A prospective study of neurocognitive changes 15 years after chronic inhalant abuse
Correspondence to: Sheree Cairney, Menzies School of Health Research, PO Box 41096, Casuarina, NT 0811, Australia. E-mail: Sheree.Cairney@menzies.edu.au
In a previous study, neurological and cognitive deficits reflecting central nervous system (CNS) disruption from chronic inhalant abuse showed substantial recovery after 2 years' abstinence. Functional recovery was progressive, with recovery rates dependent on the degree of impairment prior to abstinence, and severity and duration of initial abuse. Persistent deficits occurred in those with previous ‘lead encephalopathy’ from leaded petrol abuse. The current study examined recovery in the same cohort 15 years after baseline.
Prospective cohort design.
Two remote Aboriginal communities in Arnhem Land, Australia.
Using baseline group classifications, 27 healthy controls, 60 ex-chronic inhalant abusers and an additional 17 with previous lead encephalopathy were assessed.
Standard neurological, ocular-motor and cognitive functions and blood lead levels.

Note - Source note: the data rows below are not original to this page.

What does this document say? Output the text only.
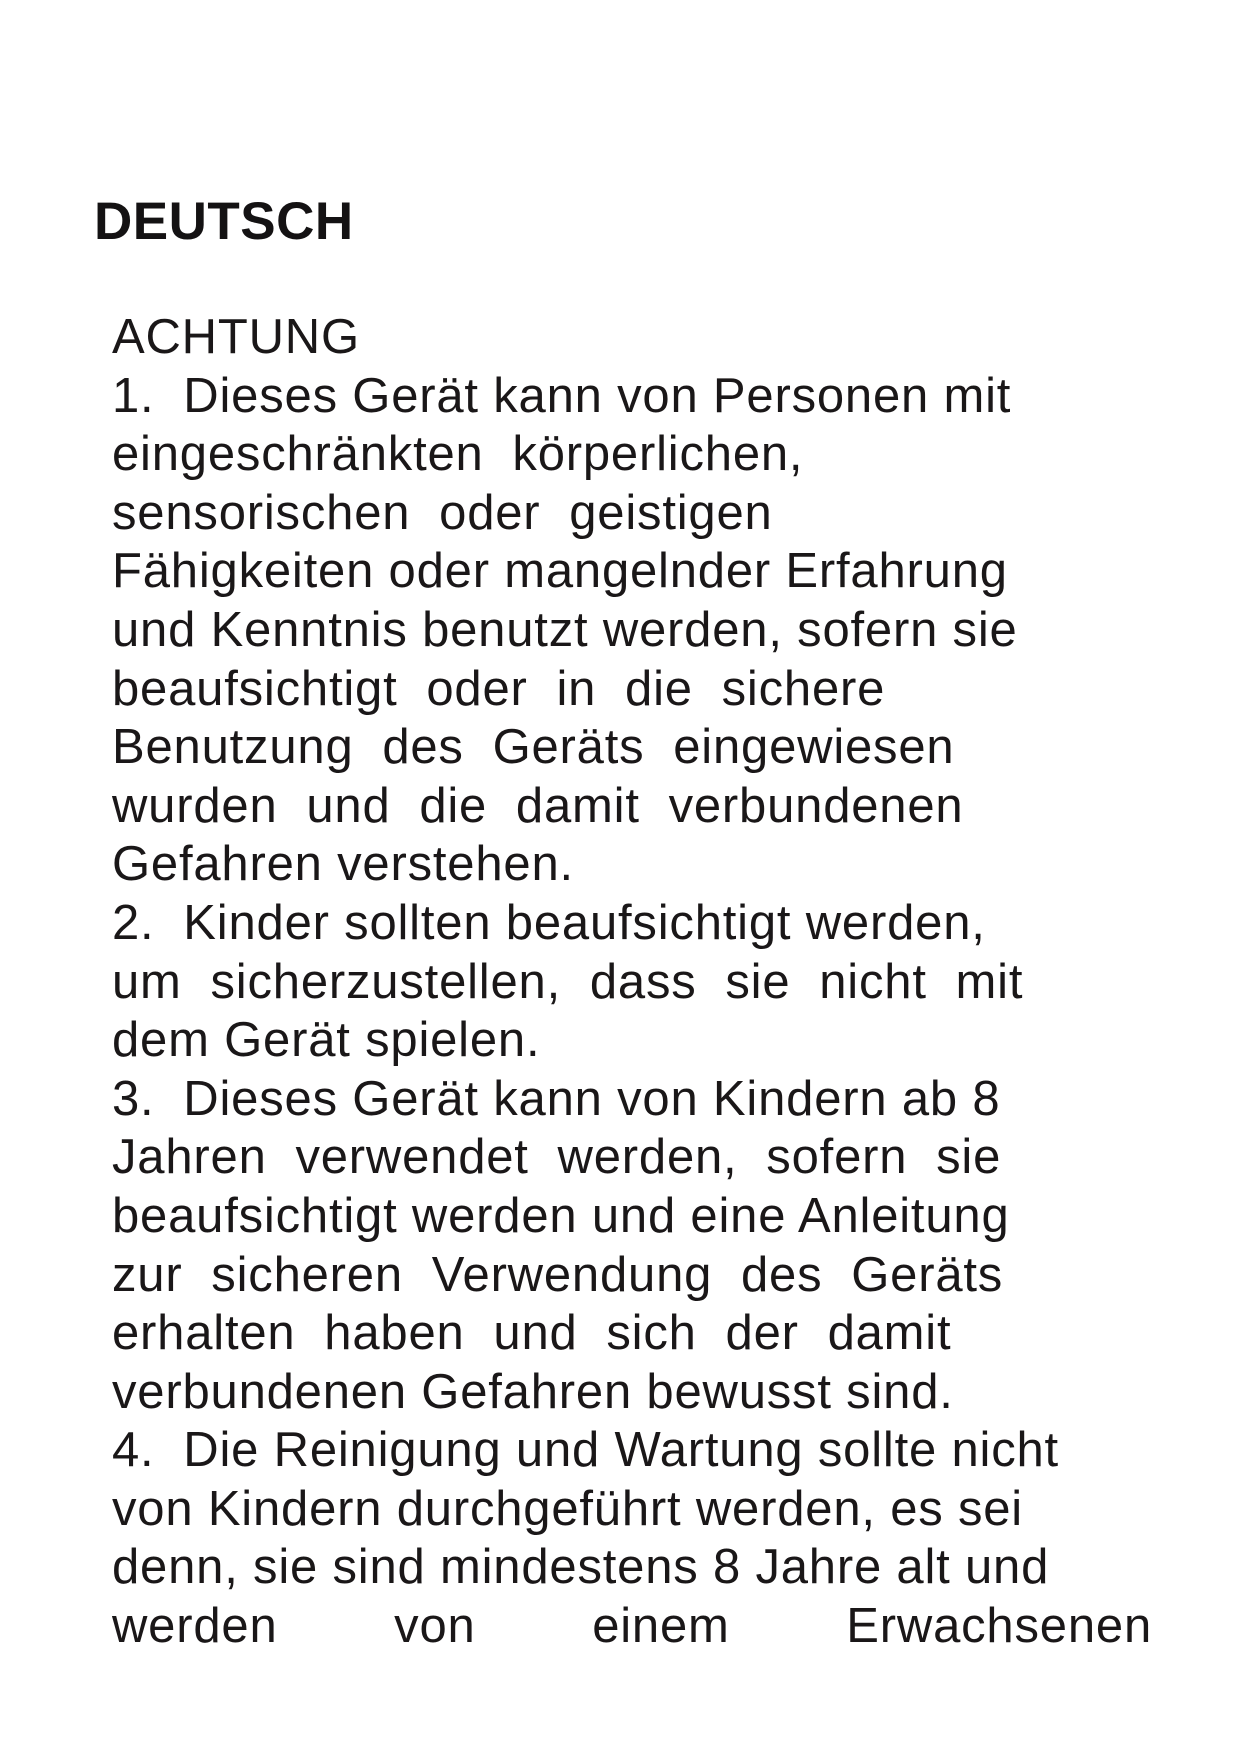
DEUTSCH
ACHTUNG
1.  Dieses Gerät kann von Personen mit
eingeschränkten  körperlichen,
sensorischen  oder  geistigen
Fähigkeiten oder mangelnder Erfahrung
und Kenntnis benutzt werden, sofern sie
beaufsichtigt  oder  in  die  sichere
Benutzung  des  Geräts  eingewiesen
wurden  und  die  damit  verbundenen
Gefahren verstehen.
2.  Kinder sollten beaufsichtigt werden,
um  sicherzustellen,  dass  sie  nicht  mit
dem Gerät spielen.
3.  Dieses Gerät kann von Kindern ab 8
Jahren  verwendet  werden,  sofern  sie
beaufsichtigt werden und eine Anleitung
zur  sicheren  Verwendung  des  Geräts
erhalten  haben  und  sich  der  damit
verbundenen Gefahren bewusst sind.
4.  Die Reinigung und Wartung sollte nicht
von Kindern durchgeführt werden, es sei
denn, sie sind mindestens 8 Jahre alt und
werden von einem Erwachsenen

Chronic (non-encephalopathic) inhalant abusers showed elevated blood lead levels and abnormal scores on most tasks at baseline. At 2 years' abstinence, blood lead was reduced but remained elevated and most scores had normalized. By 15 years, blood lead and all performance scores were equivalent to healthy controls for this group (P > 0.05). The encephalopathic group was more severely impaired on all scores at baseline and showed little improvement, if any, across all tests after both 2 and 15 years' abstinence. Blood lead for this group declined, and was not significantly different to controls after 15 years.
Some inhalant abusers experience severe and persistent neurological deficits, suggesting irrecoverable damage attributable to lead encephalopathy. In the absence of this encephalopathy long-term abstinence from inhalants may allow recovery of normal brain function.